Fan zone: Shcherbakova Park
Donetsk's enormous 96,000m² fan zone, located close to the bus station, will feature three giant screens and will open for the duration of the tournament from 12.00 to 02.00 local time. It is free to enter and will broadcast all 31 matches live, though at other times there will be plenty of entertainment such as football skill tests, five-a-side pitches, live concerts and DJ sets, as well as offer a full range of food and beverages.

To and from

Donetsk International Airport is 8km north of the city centre and has daily flights to Kyiv, as well as regular services to Tel-Aviv, Vienna, Athens, Istanbul, Munich, Moscow and Larnaca. Just 1km away the Putylivskyi bus station has daily connections to Kharkiv (5.5 hours), Kyiv (12 hours) and Lviv (21.5 hours), though some actually start at the Main Railway Station, also north of the centre. There are direct trains to Kharkiv (from 5.5 hours) and Kyiv (12 hours).

Distances to other UEFA EURO 2012 venues
Kharkiv – 315km
Kyiv – 700km
Lviv – 1,175km
Warsaw – 1,465km
Poznan – 1,785km
Wroclaw – 1,750km
Gdansk – 1,810km

In and around
Donetsk is served by trams, trolleybuses and buses. The main routes run from 6.00 to 23.00, thereafter night services run once an hour though for major events the usual schedule is extended. Single journeys cost 1 UAH, and tickets can be bought after boarding. There are also marshrutkas, fixed-route minibuses, throughout the city.

Football was introduced to the Donbass region by the British employees of Donetsk's founding father, Welsh coal and steel magnate John Hughes.

The process of formalising ad hoc games began in 1911 with the creation of a side representing the metal works in Yuzivka (the former name for Donetsk, derived from Hughes).
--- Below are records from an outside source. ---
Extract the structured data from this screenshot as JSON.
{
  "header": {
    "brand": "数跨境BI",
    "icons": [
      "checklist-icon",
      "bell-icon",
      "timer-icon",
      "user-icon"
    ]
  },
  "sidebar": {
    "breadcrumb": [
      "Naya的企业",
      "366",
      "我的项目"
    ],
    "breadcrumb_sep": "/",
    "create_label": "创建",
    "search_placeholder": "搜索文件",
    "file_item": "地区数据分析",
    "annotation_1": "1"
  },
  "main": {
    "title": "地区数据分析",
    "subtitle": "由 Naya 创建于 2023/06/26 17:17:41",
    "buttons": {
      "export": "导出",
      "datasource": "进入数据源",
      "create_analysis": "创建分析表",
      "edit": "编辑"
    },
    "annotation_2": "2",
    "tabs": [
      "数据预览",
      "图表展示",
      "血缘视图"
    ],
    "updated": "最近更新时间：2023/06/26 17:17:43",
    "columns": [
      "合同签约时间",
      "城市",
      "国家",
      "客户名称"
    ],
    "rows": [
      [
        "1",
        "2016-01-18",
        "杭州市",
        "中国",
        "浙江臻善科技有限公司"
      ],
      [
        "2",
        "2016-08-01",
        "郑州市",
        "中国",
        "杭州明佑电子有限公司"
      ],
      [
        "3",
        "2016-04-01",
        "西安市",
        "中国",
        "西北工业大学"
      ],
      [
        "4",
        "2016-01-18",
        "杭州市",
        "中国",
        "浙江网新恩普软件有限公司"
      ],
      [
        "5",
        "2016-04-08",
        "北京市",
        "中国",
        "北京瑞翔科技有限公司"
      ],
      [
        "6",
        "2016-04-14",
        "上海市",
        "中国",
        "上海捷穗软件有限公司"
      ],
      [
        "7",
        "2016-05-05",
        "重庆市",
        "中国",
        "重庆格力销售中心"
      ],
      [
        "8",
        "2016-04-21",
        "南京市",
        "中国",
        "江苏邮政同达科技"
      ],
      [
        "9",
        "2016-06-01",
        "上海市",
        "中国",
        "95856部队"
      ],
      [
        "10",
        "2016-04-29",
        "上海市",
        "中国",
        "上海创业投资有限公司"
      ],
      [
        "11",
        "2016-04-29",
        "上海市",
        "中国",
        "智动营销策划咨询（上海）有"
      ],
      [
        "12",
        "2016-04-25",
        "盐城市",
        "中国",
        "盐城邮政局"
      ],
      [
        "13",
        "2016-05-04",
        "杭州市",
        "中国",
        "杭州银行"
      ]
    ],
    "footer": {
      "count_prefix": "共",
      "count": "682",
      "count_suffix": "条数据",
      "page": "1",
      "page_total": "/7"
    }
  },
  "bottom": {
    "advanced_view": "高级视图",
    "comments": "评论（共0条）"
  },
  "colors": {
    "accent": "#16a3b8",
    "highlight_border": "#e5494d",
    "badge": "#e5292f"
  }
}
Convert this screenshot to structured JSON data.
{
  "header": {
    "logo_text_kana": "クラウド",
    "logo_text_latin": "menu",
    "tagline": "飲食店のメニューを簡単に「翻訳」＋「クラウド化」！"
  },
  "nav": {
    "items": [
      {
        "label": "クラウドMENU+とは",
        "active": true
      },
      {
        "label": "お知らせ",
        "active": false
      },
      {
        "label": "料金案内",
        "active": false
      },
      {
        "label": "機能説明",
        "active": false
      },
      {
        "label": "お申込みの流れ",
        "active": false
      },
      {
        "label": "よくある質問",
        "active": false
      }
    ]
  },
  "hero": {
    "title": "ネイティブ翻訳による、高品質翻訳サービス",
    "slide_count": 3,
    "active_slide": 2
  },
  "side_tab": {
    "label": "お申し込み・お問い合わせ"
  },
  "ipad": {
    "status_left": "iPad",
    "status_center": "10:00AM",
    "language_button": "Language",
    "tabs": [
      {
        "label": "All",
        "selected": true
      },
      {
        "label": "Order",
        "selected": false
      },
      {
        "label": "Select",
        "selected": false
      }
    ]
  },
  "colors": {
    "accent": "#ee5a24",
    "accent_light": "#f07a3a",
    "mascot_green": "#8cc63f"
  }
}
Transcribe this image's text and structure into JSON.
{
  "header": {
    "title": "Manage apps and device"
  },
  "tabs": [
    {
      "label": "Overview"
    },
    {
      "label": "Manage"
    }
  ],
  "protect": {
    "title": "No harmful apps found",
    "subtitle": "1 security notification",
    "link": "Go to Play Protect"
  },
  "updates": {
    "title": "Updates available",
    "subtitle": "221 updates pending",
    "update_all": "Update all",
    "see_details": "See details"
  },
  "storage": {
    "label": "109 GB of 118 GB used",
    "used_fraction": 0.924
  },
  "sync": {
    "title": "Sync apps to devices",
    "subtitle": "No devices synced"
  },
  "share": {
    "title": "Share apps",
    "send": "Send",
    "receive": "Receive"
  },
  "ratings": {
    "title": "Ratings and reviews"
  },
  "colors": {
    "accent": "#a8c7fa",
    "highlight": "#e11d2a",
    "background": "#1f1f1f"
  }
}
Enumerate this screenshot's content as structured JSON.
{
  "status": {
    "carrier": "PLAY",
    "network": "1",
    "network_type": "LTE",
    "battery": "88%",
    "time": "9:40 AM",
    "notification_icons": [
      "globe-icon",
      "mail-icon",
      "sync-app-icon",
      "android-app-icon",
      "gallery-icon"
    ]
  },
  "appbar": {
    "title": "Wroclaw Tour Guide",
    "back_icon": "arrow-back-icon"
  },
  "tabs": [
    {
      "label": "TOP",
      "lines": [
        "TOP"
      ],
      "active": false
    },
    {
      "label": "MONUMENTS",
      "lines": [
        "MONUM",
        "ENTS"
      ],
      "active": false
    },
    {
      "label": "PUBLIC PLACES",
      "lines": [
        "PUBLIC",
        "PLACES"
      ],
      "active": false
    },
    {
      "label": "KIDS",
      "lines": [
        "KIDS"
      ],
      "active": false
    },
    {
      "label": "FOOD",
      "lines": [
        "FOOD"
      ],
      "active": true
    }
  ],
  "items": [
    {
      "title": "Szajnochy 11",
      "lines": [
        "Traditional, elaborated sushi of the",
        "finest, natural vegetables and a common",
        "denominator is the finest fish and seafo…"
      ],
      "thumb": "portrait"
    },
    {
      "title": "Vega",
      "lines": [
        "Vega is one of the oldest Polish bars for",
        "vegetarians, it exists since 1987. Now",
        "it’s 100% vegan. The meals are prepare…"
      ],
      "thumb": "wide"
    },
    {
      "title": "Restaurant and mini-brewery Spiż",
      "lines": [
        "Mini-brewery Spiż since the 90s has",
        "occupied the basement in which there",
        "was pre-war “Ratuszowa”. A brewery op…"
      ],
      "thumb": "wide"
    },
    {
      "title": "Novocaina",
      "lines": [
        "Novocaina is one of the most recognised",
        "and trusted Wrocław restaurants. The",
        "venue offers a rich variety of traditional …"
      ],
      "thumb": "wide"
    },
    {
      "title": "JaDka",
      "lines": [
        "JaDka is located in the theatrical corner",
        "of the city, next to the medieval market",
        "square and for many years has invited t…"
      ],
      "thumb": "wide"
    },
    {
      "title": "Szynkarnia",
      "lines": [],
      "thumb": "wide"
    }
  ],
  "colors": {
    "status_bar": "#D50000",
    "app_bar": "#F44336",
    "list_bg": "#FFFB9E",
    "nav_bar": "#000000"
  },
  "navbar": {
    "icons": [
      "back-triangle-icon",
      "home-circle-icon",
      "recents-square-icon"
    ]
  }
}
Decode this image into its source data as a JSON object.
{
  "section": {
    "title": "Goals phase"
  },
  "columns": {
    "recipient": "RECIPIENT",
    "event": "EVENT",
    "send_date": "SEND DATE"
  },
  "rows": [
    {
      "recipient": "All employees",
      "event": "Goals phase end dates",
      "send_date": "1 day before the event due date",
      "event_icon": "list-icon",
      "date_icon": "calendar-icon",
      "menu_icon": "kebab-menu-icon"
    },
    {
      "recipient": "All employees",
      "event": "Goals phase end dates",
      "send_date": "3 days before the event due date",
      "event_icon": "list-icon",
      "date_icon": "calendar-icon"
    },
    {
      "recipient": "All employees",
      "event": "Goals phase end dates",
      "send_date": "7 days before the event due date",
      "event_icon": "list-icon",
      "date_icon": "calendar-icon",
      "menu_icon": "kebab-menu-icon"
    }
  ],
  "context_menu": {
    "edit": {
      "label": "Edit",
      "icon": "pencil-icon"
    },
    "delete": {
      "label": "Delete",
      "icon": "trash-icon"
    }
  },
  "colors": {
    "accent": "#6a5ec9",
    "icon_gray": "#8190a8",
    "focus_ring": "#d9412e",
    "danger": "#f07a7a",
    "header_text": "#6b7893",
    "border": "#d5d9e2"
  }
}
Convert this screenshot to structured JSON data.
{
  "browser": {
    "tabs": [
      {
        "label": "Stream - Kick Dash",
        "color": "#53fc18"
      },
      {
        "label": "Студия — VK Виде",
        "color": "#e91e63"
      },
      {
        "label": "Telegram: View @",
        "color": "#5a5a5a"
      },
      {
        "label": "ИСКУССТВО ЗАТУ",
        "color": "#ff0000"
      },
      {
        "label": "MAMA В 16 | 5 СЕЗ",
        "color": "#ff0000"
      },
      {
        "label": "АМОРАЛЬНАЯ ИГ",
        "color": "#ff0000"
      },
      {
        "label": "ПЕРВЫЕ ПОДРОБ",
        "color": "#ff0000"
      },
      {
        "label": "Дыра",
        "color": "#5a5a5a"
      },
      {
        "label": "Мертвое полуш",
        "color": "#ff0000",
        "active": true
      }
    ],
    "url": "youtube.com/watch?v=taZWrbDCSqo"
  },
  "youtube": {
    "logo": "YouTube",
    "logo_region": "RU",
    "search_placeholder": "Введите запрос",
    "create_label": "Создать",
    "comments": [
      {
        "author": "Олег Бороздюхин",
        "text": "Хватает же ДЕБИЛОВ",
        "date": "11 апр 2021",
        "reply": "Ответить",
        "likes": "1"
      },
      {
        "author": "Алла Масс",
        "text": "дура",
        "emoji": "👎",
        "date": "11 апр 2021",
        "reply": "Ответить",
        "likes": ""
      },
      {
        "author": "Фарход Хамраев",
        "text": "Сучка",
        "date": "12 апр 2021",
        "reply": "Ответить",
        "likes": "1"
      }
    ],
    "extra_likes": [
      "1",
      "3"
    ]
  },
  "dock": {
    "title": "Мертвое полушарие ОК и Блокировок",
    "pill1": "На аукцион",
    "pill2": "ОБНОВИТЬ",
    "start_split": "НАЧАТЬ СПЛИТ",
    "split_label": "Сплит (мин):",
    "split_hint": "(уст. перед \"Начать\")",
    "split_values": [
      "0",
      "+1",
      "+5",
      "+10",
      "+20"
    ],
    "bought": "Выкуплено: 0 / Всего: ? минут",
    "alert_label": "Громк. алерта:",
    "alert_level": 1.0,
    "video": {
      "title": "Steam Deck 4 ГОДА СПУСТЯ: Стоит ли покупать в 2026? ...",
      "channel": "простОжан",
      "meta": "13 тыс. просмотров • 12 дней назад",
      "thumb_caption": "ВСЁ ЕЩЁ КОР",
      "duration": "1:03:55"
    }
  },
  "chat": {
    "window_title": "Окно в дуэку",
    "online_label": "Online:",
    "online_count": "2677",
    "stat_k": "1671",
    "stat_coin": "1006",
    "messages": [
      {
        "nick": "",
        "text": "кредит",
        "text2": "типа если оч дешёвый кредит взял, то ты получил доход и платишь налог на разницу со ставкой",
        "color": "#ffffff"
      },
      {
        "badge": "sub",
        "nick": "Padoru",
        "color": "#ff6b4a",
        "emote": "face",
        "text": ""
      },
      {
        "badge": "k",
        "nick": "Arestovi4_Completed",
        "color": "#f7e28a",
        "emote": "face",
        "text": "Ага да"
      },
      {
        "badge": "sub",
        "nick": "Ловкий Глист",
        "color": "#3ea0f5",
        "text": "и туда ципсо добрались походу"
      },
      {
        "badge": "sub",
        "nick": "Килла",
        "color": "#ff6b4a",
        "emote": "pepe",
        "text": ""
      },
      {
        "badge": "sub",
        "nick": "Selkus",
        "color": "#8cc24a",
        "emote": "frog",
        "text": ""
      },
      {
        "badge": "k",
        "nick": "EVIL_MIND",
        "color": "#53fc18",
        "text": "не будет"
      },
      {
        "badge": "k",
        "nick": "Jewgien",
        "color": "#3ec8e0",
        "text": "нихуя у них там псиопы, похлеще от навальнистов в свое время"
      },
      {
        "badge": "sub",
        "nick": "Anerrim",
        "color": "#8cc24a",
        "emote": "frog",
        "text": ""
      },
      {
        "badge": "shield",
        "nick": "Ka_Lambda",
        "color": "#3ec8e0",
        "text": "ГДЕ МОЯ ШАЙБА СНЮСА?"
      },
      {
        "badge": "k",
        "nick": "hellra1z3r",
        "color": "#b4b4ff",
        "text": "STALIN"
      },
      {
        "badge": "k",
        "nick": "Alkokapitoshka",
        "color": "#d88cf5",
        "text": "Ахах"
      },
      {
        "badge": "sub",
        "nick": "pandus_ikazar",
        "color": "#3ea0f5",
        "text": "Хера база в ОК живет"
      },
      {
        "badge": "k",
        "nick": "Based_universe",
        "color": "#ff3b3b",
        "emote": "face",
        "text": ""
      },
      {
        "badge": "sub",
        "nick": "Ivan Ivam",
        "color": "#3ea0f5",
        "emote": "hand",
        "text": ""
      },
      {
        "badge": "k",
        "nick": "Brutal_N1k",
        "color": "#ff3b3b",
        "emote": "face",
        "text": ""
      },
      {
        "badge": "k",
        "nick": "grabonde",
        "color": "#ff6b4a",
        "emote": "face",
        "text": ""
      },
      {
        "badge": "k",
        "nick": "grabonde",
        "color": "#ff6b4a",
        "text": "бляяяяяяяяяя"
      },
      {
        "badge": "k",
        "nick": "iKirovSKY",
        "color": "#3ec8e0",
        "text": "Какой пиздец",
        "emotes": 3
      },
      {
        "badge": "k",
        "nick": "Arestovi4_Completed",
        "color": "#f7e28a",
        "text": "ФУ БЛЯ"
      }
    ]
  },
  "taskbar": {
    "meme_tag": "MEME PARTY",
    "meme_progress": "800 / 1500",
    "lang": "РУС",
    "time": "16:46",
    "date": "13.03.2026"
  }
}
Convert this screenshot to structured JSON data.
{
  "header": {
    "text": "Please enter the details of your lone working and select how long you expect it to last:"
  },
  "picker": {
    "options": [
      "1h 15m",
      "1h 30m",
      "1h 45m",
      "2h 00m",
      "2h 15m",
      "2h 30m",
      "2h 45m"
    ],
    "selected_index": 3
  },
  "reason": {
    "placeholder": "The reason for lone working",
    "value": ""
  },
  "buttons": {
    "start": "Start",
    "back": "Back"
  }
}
Two years later they became the first holders of the Donbass Cup and the game continued to grow until 1936 when the city's main footballing force, FC Shakhtar Donetsk, was founded.

They started life as Stakhanovets in honour of Oleksiy Stakhanov, a local coal miner whose productivity was legendary. They were firmly established as Shakhtar by the time they began challenging for honours, winning back-to-back USSR Cups in 1961 and 1962. FC Spartak Moskva denied them a unique treble, and after twice finishing Soviet Top League runners-up in the 1970s the Pitmen added to their silverware with further cup triumphs in 1980 and 1983.

Contenders during the Soviet era, Shakhtar have eaten into FC Dynamo Kyiv's monopoly since independence, the Donetsk outfit winning six titles and seven cups. They claimed the UEFA Cup in 2009 and reached the 2010/11 UEFA Champions League quarter-finals, achievements that leave FC Metalurh Donetsk – the city's other top-flight team, founded only in 1995 – in the shade. FC Olimpik Donetsk are in the second division.

Yet Shakhtar dominate the city's footballing landscape and their away games are often screened live on vulytsya Artyoma, by the Lenin statue. The supporters gather in their hundreds to create a sea of orange, many wearing miners' hats.

Footballing alumni
Shakhtar's players have always been drawn from outside the city, near and far, but there have been a few homegrown stars. The Pitmen's all-time top scorer, Andriy Vorobey, hails from the city, as do fellow former internationals Oleksiy Byelik, Valeriy Kriventsov, Serhiy Scherbakov and Dmytro Shutkov. Oleg Oshenkov guided Shakhtar to USSR Cup wins in 1961 and 1962, while Yuriy Degterev and Viktor Zvyagintsev starred for the side in the 1970s.

Did you know?
When Shakhtar became the last winners of the UEFA Cup in 2008/09, defeating SV Werder Bremen 2-1 in the final, three Ukrainian sides reached the last 16. Dynamo beat FC Metalist Kharkiv but succumbed to Shakhtar in the semi-finals.

Donetsk has been home to Serhiy Bubka, the six-time world pole vault champion who broke the world record no fewer than 35 times during his glittering career, since he was 15. Bubka's powerful frame is captured on a statue near RSC Olimpiyskyi in familiar, start-of-run-up pose. Matches in tennis's Davis Cup also frequently take place in the city, home to an all-conquering American football side and top-flight basketball and handball teams. HC Donbass are national ice hockey champions.